An early episode of Dr Who?
NASA Engine Display in the Rocket Operations Building (1968)
There were plenty of mixed signals last week:
Fed speakers coming in and trying to whipsaw the market’s read of Powell’s presser (‘we’re at neutral’ seeming to indicate no more hikes).
A bumper NFP
I.e. there were legitimate reasons for the whipsaw market. Yes, Pelosi was playing interference, but as noted midweek (link), this was likely all wax and no wick.
The BTP/Bunds spread came in further and supports the idea of some of the fear over Europe coming out of the market and supporting EURUSD long and short USD trades in general.
BTP/BUND spread weekly showing the potential topping formation it has been putting in since the equity market started rallying in June.
Alongside watching this in the week ahead, while there was equity weakness on Friday- as discussed further below- strength was shown in much of the corporate bond space.
JNK (top) and SPX (bottom). To the left the bottom in JNK (high yield bonds) can be seen prior to the bottom in SPX, mid June. To the right, the last candle is Friday’s gap down followed by a strong rally into the weekly close for JNK.
If JNK manages to follow through on Friday’s strength, that is a strong sign for equities. I am still in the bear market rally camp and the Risk Index is certainly pointing to weakness into 2023, however:
short term bullishness is the path of least resistance until indicators such as JNK start turning lower again
equity weakness should be defined. With inflation around 9%, SPX could hit new all time highs in nominal terms but be 9% down in inflation adjusted (real) terms. I.e. equity weakness doesn’t have to mean stocks head straight down.
Sunday Twitter Poll
(Of the last 18,000 tweets containing SPX, $SPY or $ES, those including bull/bulls/bullish/bear/bears/bearish extracted, then % totals of each. Started April 2022; plan to track % of times Twitter is correct compared to the following weekly close. Tracking data will be added after the first 20 weeks.)
Roadmap
Wednesday - US CPI. YoY peaked in April however the declines have gone 0.3 to 0.2 to 0.1 (i.e., slowing). The market shrugged off a lot of bad news last week but a higher than expected read + last week’s NFP will be a new challenge.
If the CPI read is higher than expected but the market continues to push higher, the market is still not going down on bad news, so short term momentum is still up.
Friday - US preliminary GDP. As the Fed and US government have pretty much said ignore this as a read on recession (I actually agree with them, and there’s plenty of historic precedence for this- we just have recency bias due to NBER’s swift classification of the COVID recession), expect whipsaws but no real direction generated from this datapoint.
There’s also the Michigan Consumer Sentiment Index on Friday which has been in a nosedive since the start of 2022. Perhaps that’s why it is getting so much press when it’s a poor read on sentiment and, as noted below, has limited value in predicting equity weakness. Similar to GDP, expect volatility but it will not dictate market direction for the following week.
Equities:
At the moment this feels like trading early February 2020. Everything pointed to COVID (or, ‘Wuhan Coronavirus’ at the time) being a far greater deal that what was being reported in the news. Furthermore, there were significant signals in the market that it was about to crack. However, equities continued to grind higher for several weeks before finally capitulating. The market can go the wrong way far longer than expected, particularly if the trade is obvious.
FX:
I started the week short Dollar and got whipped about. Looking at the weekly closes, I don’t have much confidence in the trade - but recognise it was a messy week so the price action holds less weight.

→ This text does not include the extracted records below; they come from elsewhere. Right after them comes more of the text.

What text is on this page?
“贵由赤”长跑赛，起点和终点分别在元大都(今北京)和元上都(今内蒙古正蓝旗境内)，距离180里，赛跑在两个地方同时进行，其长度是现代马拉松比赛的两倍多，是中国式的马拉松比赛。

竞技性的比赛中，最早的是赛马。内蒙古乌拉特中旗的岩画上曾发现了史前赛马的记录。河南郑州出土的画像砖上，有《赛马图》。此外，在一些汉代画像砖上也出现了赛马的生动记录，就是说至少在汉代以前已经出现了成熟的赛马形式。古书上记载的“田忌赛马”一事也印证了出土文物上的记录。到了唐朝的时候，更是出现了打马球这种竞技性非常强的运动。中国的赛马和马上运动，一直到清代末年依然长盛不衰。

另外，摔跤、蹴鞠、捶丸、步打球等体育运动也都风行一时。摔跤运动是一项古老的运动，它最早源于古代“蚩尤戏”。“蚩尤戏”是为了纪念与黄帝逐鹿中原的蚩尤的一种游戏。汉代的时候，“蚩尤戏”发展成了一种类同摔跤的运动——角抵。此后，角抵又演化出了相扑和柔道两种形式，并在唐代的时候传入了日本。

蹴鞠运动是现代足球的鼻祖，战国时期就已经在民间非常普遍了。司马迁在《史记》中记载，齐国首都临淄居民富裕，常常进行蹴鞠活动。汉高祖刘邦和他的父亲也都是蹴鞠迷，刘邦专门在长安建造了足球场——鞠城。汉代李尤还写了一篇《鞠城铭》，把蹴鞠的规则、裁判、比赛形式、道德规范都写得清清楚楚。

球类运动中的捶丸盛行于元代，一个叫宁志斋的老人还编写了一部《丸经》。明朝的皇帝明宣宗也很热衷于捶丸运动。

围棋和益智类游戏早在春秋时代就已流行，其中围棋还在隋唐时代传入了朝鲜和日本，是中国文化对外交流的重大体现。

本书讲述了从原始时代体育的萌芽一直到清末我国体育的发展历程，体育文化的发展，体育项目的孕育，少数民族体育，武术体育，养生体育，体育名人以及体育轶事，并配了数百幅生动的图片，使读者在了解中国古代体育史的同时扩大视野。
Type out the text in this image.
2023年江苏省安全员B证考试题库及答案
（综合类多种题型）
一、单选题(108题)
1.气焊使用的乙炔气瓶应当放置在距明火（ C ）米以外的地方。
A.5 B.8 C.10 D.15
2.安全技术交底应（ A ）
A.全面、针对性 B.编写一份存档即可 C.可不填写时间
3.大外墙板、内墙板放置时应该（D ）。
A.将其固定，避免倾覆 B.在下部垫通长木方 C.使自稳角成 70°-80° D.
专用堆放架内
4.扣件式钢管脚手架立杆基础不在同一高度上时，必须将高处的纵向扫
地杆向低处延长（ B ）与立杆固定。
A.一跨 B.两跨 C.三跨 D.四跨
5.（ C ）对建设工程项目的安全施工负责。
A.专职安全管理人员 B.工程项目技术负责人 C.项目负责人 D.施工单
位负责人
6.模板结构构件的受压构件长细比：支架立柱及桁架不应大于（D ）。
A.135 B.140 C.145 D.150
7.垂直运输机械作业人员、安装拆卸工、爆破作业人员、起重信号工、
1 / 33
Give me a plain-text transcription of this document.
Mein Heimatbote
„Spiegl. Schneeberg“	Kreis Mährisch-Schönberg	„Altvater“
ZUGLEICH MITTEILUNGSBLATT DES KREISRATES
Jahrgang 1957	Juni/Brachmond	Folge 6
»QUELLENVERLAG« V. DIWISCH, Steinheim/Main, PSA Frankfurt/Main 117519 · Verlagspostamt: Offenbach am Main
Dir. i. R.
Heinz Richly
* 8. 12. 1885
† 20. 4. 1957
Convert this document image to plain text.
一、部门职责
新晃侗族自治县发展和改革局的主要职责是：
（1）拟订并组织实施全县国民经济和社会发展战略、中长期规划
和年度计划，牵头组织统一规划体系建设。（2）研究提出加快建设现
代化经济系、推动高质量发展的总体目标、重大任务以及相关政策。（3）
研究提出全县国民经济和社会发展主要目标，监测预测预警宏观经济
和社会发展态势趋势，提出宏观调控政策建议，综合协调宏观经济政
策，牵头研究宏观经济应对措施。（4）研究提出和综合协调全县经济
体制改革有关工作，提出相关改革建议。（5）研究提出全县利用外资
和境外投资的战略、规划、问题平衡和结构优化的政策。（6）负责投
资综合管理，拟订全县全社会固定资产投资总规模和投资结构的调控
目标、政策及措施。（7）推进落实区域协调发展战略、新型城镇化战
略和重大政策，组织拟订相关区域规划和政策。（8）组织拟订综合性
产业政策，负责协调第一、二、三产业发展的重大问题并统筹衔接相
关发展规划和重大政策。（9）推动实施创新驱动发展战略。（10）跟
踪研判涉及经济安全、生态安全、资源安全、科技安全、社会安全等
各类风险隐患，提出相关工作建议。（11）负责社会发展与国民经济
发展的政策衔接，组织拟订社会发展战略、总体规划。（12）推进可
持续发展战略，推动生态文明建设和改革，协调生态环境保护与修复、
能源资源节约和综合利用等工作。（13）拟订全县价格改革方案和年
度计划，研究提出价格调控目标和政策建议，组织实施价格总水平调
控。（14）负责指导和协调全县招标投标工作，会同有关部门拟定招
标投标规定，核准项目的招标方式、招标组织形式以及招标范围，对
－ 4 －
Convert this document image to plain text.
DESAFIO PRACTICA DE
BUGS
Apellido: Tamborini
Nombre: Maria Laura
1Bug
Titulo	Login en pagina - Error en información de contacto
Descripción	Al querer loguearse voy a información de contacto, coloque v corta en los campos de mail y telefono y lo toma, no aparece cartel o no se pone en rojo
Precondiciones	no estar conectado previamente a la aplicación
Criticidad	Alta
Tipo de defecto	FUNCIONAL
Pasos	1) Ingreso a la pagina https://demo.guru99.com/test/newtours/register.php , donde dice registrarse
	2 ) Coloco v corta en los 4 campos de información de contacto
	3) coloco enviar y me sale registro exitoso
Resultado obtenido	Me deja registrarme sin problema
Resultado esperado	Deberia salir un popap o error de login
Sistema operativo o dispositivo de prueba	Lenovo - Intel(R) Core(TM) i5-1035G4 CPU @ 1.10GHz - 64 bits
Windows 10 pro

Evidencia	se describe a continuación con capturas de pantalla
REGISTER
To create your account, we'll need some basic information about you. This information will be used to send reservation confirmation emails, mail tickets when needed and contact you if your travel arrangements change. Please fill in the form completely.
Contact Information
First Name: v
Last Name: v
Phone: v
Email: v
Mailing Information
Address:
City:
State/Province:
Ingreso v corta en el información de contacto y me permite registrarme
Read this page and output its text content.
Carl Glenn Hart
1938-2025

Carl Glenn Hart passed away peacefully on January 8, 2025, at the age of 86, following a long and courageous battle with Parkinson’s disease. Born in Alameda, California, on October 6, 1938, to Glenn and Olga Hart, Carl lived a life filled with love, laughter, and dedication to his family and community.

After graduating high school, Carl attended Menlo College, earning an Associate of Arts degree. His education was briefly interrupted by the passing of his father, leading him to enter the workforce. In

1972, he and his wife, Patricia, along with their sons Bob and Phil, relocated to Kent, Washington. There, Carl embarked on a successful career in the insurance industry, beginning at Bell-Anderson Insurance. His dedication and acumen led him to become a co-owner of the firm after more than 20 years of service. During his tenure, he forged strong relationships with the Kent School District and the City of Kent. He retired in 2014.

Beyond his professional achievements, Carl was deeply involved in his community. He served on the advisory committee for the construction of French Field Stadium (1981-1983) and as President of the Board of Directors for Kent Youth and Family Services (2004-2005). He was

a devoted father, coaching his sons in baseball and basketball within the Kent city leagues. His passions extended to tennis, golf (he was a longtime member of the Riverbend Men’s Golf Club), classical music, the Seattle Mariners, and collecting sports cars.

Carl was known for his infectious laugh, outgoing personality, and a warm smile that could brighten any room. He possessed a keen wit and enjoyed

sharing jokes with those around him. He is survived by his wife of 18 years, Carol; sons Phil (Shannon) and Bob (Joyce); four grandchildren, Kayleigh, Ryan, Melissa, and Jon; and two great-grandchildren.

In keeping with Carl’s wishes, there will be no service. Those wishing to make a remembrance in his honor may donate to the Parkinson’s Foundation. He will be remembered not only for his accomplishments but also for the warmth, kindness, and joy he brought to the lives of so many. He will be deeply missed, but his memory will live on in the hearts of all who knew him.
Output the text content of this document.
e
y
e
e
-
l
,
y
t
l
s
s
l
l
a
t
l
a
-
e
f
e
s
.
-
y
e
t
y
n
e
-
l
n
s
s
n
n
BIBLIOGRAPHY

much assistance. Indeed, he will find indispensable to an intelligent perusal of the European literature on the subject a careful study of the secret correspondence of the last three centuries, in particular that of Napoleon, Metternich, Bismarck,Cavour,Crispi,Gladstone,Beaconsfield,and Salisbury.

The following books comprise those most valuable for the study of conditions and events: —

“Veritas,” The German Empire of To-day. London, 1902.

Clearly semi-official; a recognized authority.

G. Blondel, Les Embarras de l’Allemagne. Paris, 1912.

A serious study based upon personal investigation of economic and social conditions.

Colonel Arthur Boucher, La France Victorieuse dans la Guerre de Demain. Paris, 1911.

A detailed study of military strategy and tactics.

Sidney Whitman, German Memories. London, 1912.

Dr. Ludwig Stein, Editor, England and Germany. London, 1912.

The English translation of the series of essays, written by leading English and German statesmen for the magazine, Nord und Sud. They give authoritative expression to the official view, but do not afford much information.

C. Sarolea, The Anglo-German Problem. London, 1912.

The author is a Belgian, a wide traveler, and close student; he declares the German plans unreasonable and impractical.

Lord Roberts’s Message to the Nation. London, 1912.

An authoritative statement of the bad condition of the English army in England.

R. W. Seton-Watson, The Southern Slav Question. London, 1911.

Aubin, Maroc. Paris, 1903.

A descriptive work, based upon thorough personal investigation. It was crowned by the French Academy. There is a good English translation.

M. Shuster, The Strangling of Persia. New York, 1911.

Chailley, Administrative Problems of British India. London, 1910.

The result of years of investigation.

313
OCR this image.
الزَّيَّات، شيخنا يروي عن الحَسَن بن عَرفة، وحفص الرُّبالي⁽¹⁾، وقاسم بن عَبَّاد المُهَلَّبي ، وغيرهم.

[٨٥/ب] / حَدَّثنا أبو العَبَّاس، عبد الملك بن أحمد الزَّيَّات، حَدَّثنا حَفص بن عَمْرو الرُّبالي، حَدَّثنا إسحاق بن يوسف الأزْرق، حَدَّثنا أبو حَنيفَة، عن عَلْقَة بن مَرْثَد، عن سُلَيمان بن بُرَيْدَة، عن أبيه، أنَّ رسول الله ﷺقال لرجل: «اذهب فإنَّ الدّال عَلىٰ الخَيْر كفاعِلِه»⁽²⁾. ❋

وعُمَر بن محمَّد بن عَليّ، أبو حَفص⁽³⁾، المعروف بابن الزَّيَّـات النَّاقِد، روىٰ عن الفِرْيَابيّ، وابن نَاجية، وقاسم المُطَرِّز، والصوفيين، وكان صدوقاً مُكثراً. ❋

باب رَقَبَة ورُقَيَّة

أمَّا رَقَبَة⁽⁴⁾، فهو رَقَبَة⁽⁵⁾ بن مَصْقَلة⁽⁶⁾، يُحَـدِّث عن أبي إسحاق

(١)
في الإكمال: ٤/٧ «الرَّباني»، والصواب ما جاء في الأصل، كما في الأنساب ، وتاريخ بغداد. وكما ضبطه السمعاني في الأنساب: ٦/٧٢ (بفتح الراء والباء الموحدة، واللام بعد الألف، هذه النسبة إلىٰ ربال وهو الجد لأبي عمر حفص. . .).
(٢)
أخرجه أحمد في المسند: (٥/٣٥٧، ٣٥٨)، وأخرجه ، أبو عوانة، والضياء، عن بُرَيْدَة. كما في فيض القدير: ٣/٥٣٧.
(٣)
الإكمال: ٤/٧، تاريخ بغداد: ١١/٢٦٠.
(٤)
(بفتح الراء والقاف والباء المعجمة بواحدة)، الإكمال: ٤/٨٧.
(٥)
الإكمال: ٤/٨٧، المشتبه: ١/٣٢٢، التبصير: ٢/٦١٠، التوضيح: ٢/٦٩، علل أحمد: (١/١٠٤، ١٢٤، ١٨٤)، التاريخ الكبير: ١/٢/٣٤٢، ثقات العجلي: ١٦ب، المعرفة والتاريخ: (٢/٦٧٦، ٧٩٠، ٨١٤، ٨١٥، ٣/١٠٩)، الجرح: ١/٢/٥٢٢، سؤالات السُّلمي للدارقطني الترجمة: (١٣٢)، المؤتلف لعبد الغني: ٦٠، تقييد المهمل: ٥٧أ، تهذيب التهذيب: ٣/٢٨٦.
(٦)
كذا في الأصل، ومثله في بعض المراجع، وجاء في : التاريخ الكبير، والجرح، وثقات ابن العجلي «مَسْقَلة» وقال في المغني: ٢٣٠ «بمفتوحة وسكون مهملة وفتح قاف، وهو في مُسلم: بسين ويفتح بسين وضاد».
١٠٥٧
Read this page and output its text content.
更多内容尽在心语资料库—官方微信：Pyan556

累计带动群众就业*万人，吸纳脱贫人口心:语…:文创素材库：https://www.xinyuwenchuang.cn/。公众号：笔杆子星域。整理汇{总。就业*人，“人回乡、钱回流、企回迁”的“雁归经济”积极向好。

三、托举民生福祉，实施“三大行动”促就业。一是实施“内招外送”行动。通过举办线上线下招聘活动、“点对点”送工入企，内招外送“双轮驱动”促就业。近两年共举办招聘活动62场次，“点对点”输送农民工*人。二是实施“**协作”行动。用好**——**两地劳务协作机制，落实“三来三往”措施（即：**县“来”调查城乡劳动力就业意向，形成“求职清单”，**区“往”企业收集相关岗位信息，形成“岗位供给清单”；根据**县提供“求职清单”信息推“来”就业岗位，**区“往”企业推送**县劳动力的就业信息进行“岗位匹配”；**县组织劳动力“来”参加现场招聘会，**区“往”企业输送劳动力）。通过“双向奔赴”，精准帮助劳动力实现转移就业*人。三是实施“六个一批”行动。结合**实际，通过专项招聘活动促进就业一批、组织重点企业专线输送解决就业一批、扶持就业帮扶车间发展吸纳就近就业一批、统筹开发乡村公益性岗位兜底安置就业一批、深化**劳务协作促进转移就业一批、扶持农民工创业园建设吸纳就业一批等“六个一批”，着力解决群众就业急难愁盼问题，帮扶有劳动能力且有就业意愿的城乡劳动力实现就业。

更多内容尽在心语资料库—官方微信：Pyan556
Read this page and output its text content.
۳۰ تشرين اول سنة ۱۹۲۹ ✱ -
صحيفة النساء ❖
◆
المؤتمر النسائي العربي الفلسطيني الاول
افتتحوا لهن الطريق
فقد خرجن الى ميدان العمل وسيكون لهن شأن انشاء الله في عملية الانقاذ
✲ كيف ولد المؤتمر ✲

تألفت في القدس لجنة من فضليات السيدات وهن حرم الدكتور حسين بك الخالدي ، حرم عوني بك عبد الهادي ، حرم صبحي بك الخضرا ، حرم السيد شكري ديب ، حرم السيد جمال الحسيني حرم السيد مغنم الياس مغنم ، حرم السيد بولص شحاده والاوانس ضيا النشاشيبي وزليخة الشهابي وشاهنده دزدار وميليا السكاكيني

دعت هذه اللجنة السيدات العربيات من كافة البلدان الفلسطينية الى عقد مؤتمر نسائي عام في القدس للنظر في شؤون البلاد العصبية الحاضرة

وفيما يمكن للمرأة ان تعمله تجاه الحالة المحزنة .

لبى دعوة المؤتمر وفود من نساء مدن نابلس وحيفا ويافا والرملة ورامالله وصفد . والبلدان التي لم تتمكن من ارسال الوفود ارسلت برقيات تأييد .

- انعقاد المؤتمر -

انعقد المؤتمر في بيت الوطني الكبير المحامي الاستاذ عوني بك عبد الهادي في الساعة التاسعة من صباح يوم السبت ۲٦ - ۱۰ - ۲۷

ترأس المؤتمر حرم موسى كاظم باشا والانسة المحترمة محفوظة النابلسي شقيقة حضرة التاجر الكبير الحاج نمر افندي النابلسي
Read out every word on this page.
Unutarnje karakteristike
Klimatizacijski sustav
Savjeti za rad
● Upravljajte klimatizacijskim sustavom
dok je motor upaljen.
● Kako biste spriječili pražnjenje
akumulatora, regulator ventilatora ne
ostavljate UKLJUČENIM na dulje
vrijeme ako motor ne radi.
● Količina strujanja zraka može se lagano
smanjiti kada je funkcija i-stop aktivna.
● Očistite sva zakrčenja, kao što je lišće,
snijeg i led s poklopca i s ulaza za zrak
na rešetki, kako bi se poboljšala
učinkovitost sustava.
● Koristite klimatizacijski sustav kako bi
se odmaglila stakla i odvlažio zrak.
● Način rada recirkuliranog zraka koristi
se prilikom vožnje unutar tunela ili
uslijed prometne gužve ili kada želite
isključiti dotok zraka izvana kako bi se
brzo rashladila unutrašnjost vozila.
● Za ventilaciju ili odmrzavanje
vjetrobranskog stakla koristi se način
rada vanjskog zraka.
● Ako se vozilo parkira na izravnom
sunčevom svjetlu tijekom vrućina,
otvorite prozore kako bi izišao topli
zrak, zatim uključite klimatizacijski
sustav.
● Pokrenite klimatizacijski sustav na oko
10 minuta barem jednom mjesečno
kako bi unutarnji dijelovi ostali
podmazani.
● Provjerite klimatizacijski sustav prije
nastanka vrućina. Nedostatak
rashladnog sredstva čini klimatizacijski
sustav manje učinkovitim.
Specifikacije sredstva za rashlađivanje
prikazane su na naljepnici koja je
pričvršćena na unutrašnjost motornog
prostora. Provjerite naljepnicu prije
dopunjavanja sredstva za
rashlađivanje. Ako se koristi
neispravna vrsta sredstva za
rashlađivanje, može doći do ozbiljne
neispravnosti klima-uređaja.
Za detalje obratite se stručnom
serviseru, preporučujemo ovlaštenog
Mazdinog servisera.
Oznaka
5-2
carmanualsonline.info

USDCAD is at an interesting level to watch. Although it had a strong week, if oil can find a bottom it will help CAD in the short term. It is still fair to expect general USD weakness until the equity market rolls over.
USDCAD weekly with the 200 (yellow), 400 (thin purple) and 500 (thick purple) weekly moving averages.
I occasionally look at 400 & 500 MA’s and it’s interesting to see the channel USDCAD is forming within them here. A break higher would be strong confirmation that the USD run has more to go. I am waiting for an ‘ideal’ pullback to 1.26 in order to buy again in a few weeks….which usually means it won’t come.
Precious Metals:
This space is getting interesting after the strong bounce in July. There’s many influences going into the price of gold at the moment, even more into precious metals in general. Given that further severe equity weakness is expected at some point in the next 6 months, it’s hard to get bullish in a space that always spikes lower in the final days of fear where correlations all move to one.
Trades Update
This has moved to a free Thursday trades record, also available (most weeks) on Substack:
Risk Index
Under 50 = bullish, over 70 = bearish, over 90 = potential correction within 6 months
The Risk Index is a combined read of the trends of 68 intermarket spreads and indicators, from credit spreads to car sales in Spain.
1-year look-back:
The market keeps taking one step forward and two steps back. Many intermarket signals are still indicating that in 6 months, price will be here or (likely) lower.